Even if your website isn't on Squarespace, the lesson is the same: look into what tools are available for your platform that may improve the basic functions of your site. Making the user experience better is a strong yet indirect technique to improve your SEO.
Step 3: Create a content strategy that draws in
You can't simply write what you believe your readers want to hear. You need to write content that directly answers the queries people are putting into Google.
Use the keyword research you did on SEOSpace to choose themes.
Concentrate on making "pillar pages" or detailed guides that cover a wide range of topics in depth.
Write blog entries that promote your main pillar page and use longer, more precise keywords.
Step 4: Get more authority by building links in a smart way
Get those "votes of confidence" now.
Guest Posting: Offer to write a good post for a well-known blog in your field in return for a link back to your site.
Be a Source: Sign up for Help a Reporter Out (HARO) or similar programs, where you may provide quotations to reporters in return for a mention and a link back.
Write content that others will want to link to: Other sites will naturally want to link to your original research report, complete guide, or strong case study.

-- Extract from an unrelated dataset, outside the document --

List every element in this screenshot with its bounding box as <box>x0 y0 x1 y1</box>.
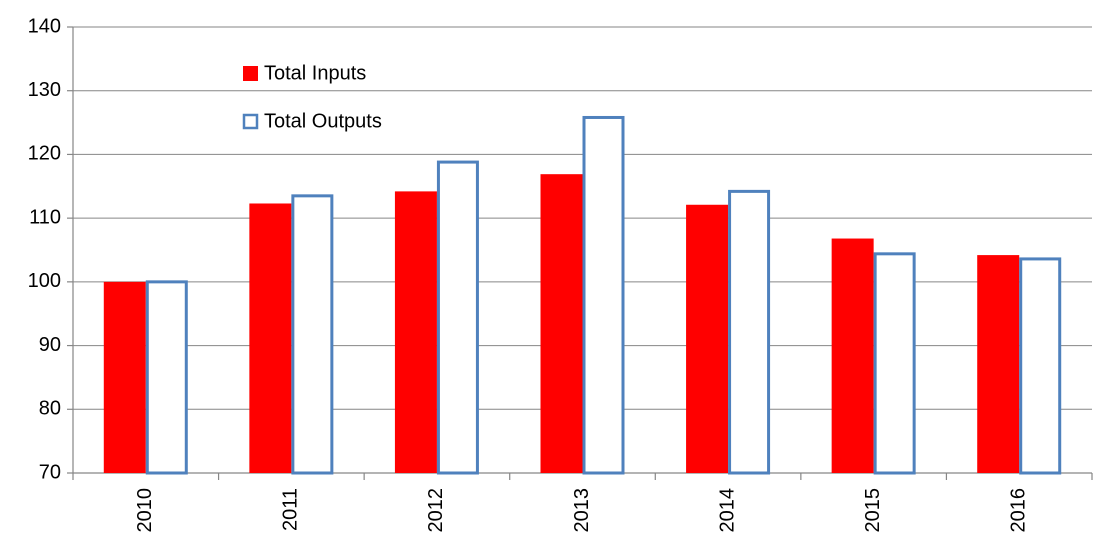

It's time to get the traffic you need. It's sad to have a lovely website that no one views, but it's easy to repair. The answer is to take a deliberate, three-pronged approach: utilize a sophisticated tool like SEOSpace to find the root causes of the problems, make your site more useful for users, and create a content plan that serves your audience and develops your authority.
Don't let your amazing design go to waste. If you start following these procedures now, your gorgeous, empty business will be a busy place.